Quello che aumenta è solo il risparmio delle famiglie: hanno paura e mettono da parte, nella zona euro in un anno è salito dal 13 al 17%. Per ridurre l’incertezza ci vogliono diverse cose e Draghi le ha ricordate una dietro l’altra: un programma che non sia legato all’emergenza, una visione etica di lungo periodo, una proposta di società che includa i giovani e, non ultima, una leadership capace di cucinare tutto ciò”.

La paura di un banchiere

La capacità di creare lessico fa rima con quella necessità di avere “parole chiave” e riconoscibili,  tema che Alessioporcu.it ha affrontato nei giorni scorsi. (leggi qui Al Pd manca la… parola).

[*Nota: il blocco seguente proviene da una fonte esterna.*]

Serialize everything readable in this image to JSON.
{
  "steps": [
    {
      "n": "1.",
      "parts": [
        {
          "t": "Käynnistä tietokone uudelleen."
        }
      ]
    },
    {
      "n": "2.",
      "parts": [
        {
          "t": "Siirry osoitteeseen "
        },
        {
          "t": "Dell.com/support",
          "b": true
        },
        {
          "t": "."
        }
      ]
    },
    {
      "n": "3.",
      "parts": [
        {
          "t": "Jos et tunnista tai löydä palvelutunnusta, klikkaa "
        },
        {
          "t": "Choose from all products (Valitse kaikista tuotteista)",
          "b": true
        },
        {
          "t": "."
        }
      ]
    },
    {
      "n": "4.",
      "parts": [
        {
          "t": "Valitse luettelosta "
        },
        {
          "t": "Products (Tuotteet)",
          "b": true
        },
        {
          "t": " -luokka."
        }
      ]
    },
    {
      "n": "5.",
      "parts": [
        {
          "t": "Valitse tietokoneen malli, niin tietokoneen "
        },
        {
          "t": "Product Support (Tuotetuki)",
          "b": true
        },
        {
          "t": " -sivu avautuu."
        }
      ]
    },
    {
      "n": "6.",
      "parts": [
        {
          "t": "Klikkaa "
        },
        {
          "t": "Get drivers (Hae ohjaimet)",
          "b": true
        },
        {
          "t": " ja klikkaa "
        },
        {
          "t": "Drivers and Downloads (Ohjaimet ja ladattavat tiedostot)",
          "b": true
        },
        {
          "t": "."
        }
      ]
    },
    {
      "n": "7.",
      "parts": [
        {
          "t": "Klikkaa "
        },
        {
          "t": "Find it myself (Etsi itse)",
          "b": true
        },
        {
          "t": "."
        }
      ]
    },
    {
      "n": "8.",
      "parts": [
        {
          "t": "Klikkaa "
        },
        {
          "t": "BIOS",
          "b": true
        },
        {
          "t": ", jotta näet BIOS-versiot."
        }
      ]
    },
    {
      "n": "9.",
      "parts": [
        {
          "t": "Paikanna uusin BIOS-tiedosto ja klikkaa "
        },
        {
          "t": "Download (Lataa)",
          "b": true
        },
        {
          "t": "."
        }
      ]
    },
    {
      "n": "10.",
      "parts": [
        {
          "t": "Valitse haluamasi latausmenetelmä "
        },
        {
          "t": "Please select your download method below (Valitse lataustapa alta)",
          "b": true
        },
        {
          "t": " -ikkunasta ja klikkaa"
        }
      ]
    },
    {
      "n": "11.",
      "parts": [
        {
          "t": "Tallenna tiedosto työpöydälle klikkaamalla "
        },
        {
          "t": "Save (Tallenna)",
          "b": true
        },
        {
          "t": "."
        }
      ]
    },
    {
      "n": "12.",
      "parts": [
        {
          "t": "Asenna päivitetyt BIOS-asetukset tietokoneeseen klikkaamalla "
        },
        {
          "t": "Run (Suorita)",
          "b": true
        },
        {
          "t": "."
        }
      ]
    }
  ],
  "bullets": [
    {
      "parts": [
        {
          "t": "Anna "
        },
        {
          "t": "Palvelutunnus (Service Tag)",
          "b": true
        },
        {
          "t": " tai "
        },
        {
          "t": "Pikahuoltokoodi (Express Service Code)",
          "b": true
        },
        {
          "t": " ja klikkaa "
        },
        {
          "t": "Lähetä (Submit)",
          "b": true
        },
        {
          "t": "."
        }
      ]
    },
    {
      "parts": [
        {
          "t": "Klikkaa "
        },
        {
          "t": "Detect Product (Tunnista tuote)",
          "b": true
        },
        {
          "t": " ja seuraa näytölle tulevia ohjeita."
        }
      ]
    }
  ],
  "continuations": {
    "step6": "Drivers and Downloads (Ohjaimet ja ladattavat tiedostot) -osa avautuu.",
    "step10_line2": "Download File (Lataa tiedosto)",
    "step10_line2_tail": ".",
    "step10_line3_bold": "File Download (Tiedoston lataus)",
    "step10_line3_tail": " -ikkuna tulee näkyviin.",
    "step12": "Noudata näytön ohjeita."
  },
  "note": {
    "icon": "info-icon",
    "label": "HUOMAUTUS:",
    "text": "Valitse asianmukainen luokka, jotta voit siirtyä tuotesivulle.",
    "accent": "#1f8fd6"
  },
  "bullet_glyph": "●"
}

L’Italia a settembre, dopo le elezioni, dovrà affrontare temi economici in grado di far tremare i polsi. Nessuno lo dice apertamente, ma in tanti vorrebbero Mario Draghi a Palazzo Chigi. Solo che a tutti manca il coraggio della proposta bipartisan. A fare paura sono le precedenti esperienze fatte con i banchieri al Governo: la purga imposta da Mario Monti ne è la dimostrazione, perché un premier politico cerca le soluzioni che possano essere condivise da più gente possibile, il premier banchiere guarda ai conti, poi preleva e taglia.

E in questo eterno limbo il fuoco di sbarramento dei Cinque Stelle e di Giuseppe Conte ha la meglio. Con l’Italia che resta sospesa sull’orlo del baratro.